The bundle is written to:

```text
app/packaging/dist/landingzones-standalone/
app/packaging/dist/landingzones-standalone.tar.gz
```

Copy the tarball to the lab machine, extract it, and run it like the normal CLI:

```bash
./landingzones --config config/config.yaml build
./landingzones --config config/config.yaml validate deployment
```

For offline builds, pass `--wheelhouse /path/to/wheels` so dependencies are
installed from local wheels. The legacy shell wrapper still works:

```bash
./scripts/build_python_standalone_bundle.sh --python-archive /path/to/cpython-*-install_only.tar.*
```

The bundle carries Python and Python packages only; the target machine still
needs system tools such as `rsync`, `ssh`, `flock`, `curl`, and `cron`.

## Testing

```bash
# Run all tests
pytest

# Verbose
pytest -v

# With coverage
pytest --cov=landingzones --cov-report=html

# Specific test
pytest tests/test_generate_cron_files.py::TestClassName::test_method
```

### Validation Modes

The operator-facing validation surface has three modes:

- `landingzones validate deployment`
- `landingzones validate hop <flow_group> [preflight|run]`
- `landingzones validate integration`

`landingzones validate integration` is the heavier integration-style test mode. It copies toy data into the configured starting locations, generates the real shell scripts, and runs the transfers using the normal log and flock paths.
Use `landingzones validate integration --slow` when you want the harness to print the result of each completed step and wait for Enter before running the next one.

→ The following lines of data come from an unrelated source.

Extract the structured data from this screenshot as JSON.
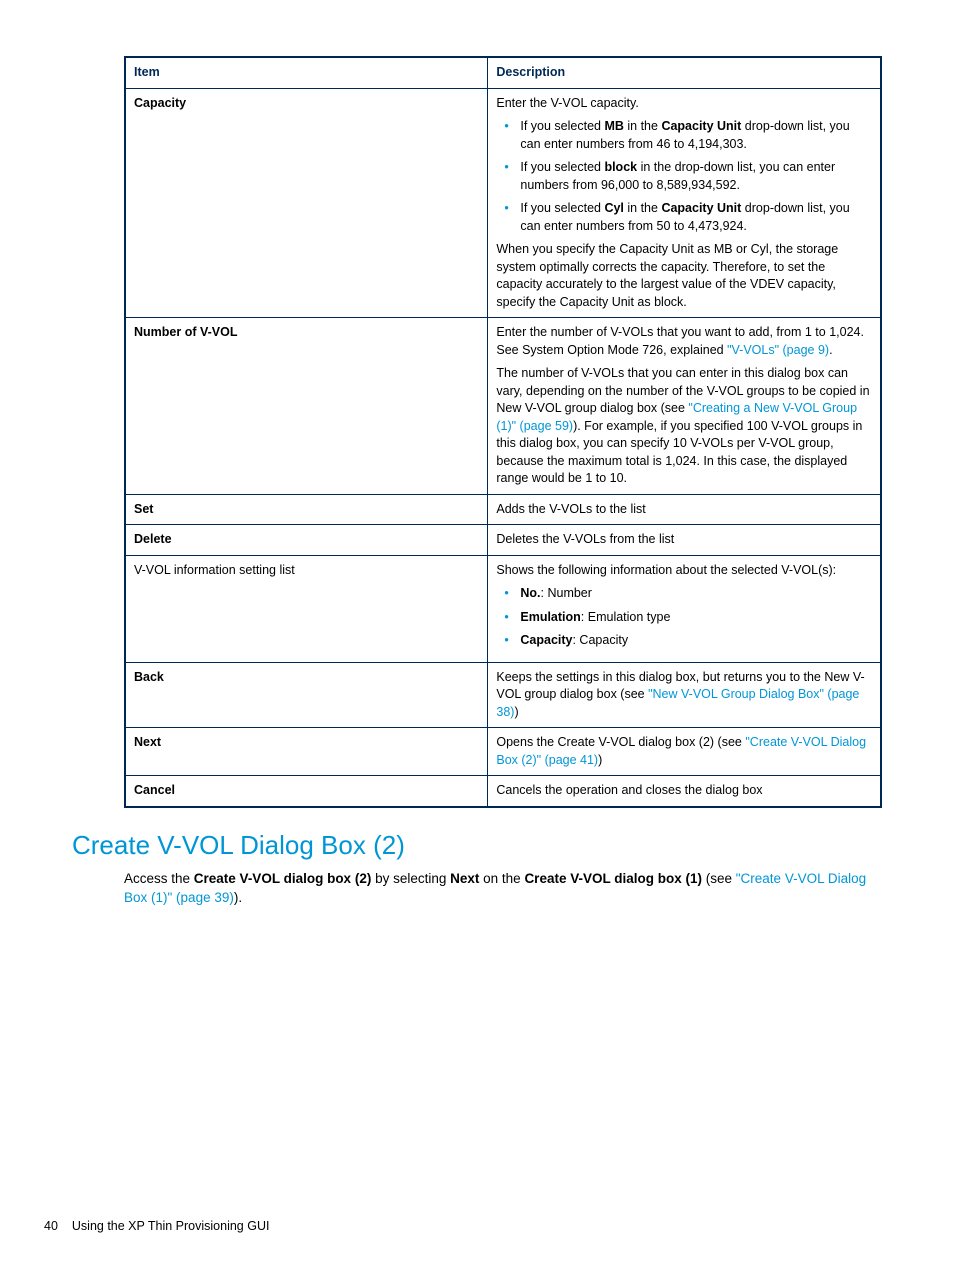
{
  "table": {
    "headers": {
      "item": "Item",
      "desc": "Description"
    },
    "rows": {
      "capacity": {
        "item": "Capacity",
        "p1": "Enter the V-VOL capacity.",
        "b1a": "If you selected ",
        "b1b": "MB",
        "b1c": " in the ",
        "b1d": "Capacity Unit",
        "b1e": " drop-down list, you can enter numbers from 46 to 4,194,303.",
        "b2a": "If you selected ",
        "b2b": "block",
        "b2c": " in the drop-down list, you can enter numbers from 96,000 to 8,589,934,592.",
        "b3a": "If you selected ",
        "b3b": "Cyl",
        "b3c": " in the ",
        "b3d": "Capacity Unit",
        "b3e": " drop-down list, you can enter numbers from 50 to 4,473,924.",
        "p2": "When you specify the Capacity Unit as MB or Cyl, the storage system optimally corrects the capacity. Therefore, to set the capacity accurately to the largest value of the VDEV capacity, specify the Capacity Unit as block."
      },
      "numvvol": {
        "item": "Number of V-VOL",
        "p1a": "Enter the number of V-VOLs that you want to add, from 1 to 1,024. See System Option Mode 726, explained ",
        "p1link": "\"V-VOLs\" (page 9)",
        "p1b": ".",
        "p2a": "The number of V-VOLs that you can enter in this dialog box can vary, depending on the number of the V-VOL groups to be copied in New V-VOL group dialog box (see ",
        "p2link": "\"Creating a New V-VOL Group (1)\" (page 59)",
        "p2b": "). For example, if you specified 100 V-VOL groups in this dialog box, you can specify 10 V-VOLs per V-VOL group, because the maximum total is 1,024. In this case, the displayed range would be 1 to 10."
      },
      "set": {
        "item": "Set",
        "desc": "Adds the V-VOLs to the list"
      },
      "delete": {
        "item": "Delete",
        "desc": "Deletes the V-VOLs from the list"
      },
      "vvolinfo": {
        "item": "V-VOL information setting list",
        "p1": "Shows the following information about the selected V-VOL(s):",
        "b1a": "No.",
        "b1b": ": Number",
        "b2a": "Emulation",
        "b2b": ": Emulation type",
        "b3a": "Capacity",
        "b3b": ": Capacity"
      },
      "back": {
        "item": "Back",
        "p1a": "Keeps the settings in this dialog box, but returns you to the New V-VOL group dialog box (see ",
        "p1link": "\"New V-VOL Group Dialog Box\" (page 38)",
        "p1b": ")"
      },
      "next": {
        "item": "Next",
        "p1a": "Opens the Create V-VOL dialog box (2) (see ",
        "p1link": "\"Create V-VOL Dialog Box (2)\" (page 41)",
        "p1b": ")"
      },
      "cancel": {
        "item": "Cancel",
        "desc": "Cancels the operation and closes the dialog box"
      }
    }
  },
  "section": {
    "title": "Create V-VOL Dialog Box (2)",
    "p1a": "Access the ",
    "p1b": "Create V-VOL dialog box (2)",
    "p1c": " by selecting ",
    "p1d": "Next",
    "p1e": " on the ",
    "p1f": "Create V-VOL dialog box (1)",
    "p1g": " (see ",
    "p1link": "\"Create V-VOL Dialog Box (1)\" (page 39)",
    "p1h": ")."
  },
  "footer": {
    "page": "40",
    "title": "Using the XP Thin Provisioning GUI"
  }
}
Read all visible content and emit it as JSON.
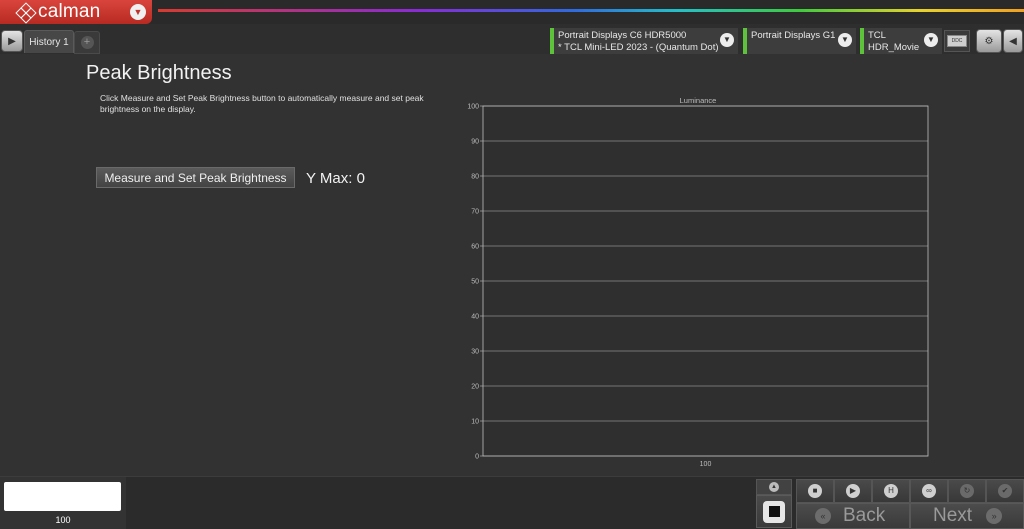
{
  "app": {
    "name": "calman"
  },
  "tabs": [
    {
      "label": "History 1"
    }
  ],
  "devices": [
    {
      "line1": "Portrait Displays C6 HDR5000",
      "line2": "* TCL Mini-LED 2023 - (Quantum Dot)"
    },
    {
      "line1": "Portrait Displays G1",
      "line2": ""
    },
    {
      "line1": "TCL",
      "line2": "HDR_Movie"
    }
  ],
  "page": {
    "title": "Peak Brightness",
    "instructions": "Click Measure and Set Peak Brightness button to automatically measure and set peak brightness on the display.",
    "measure_button": "Measure and Set Peak Brightness",
    "ymax_label": "Y Max:",
    "ymax_value": "0"
  },
  "chart_data": {
    "type": "bar",
    "title": "Luminance",
    "categories": [
      "100"
    ],
    "values": [
      0
    ],
    "ylim": [
      0,
      100
    ],
    "yticks": [
      0,
      10,
      20,
      30,
      40,
      50,
      60,
      70,
      80,
      90,
      100
    ],
    "grid": true,
    "xlabel": "",
    "ylabel": ""
  },
  "bottom": {
    "swatch_label": "100",
    "swatch_color": "#ffffff",
    "back_label": "Back",
    "next_label": "Next"
  },
  "colors": {
    "brand": "#c8342b",
    "device_connected": "#5ec23a",
    "background": "#323232"
  }
}
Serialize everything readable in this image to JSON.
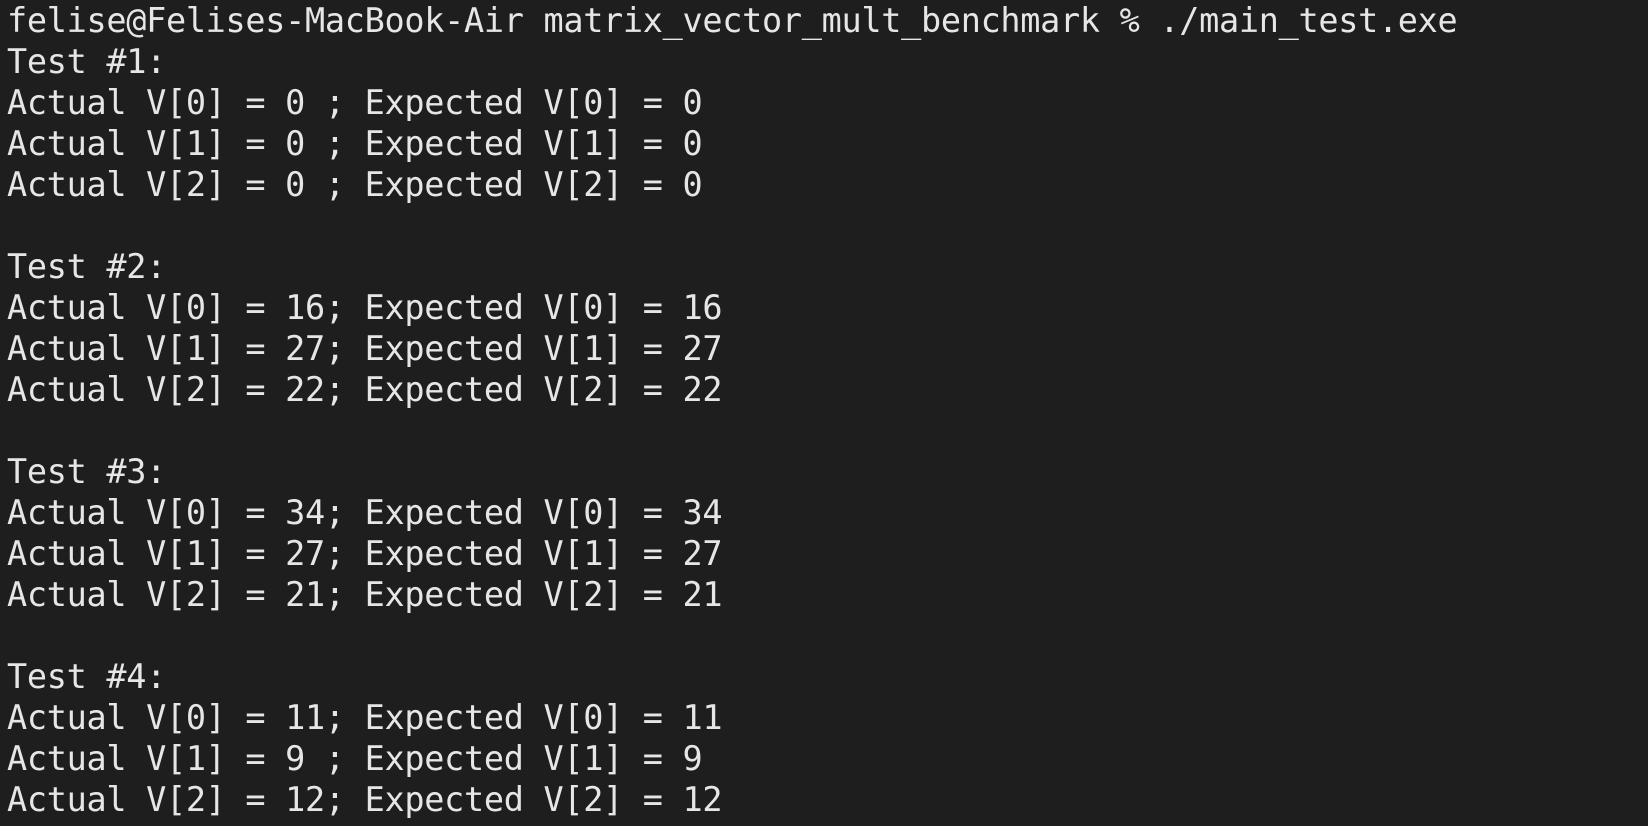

Generated transfer scripts create portable `.landing_zones` sidecars for every enabled transfer. `flow_group` is optional sidecar metadata: when a transfer mints a new sidecar the value may be blank, and downstream transfers preserve the value already stored in the sidecar.

### Generated Validation Wrappers

Each `flow_group` with exactly one `is_entry_point=TRUE` row gets a generated wrapper in the configured validation-scripts directory:

```text
output/validation_scripts/lz_run_validation_<flow_group>.sh
```

Use `landingzones validate hop <flow_group>` as the main interface. The generated wrapper remains available directly and bakes in:

- the entry directory for that flow
- the immediate next hop for preflight checks
- the default fixture directory under `test_data`
- the `flow_group` and producer labels used in the `LZTEST_...` folder name

Typical usage:

```bash
# Regenerate scripts after changing config/transfers
landingzones --config config/config.yaml build

# Check only the current hop structure and immediate next-hop access
landingzones validate hop local_labnet_to_server1_data preflight

# Inject a validation run with the baked-in defaults
landingzones validate hop local_labnet_to_server1_data

# Inject a validation run with an explicit token suffix
landingzones validate hop local_labnet_to_server1_data --token ABCD

# Direct wrapper execution still works if needed
./output/validation_scripts/lz_run_validation_local_labnet_to_server1_data.sh
```

Wrapper/CLI behavior:

- no action defaults to `run`
- `preflight` checks only the current hop plus its immediate next hop
- options-only invocation such as `--token ABCD` also defaults to `run`

Use `landingzones validate hop` for lightweight producer-side validation. Use `landingzones validate integration` when you want the heavier integration test that seeds toy data and executes the full generated transfer chain.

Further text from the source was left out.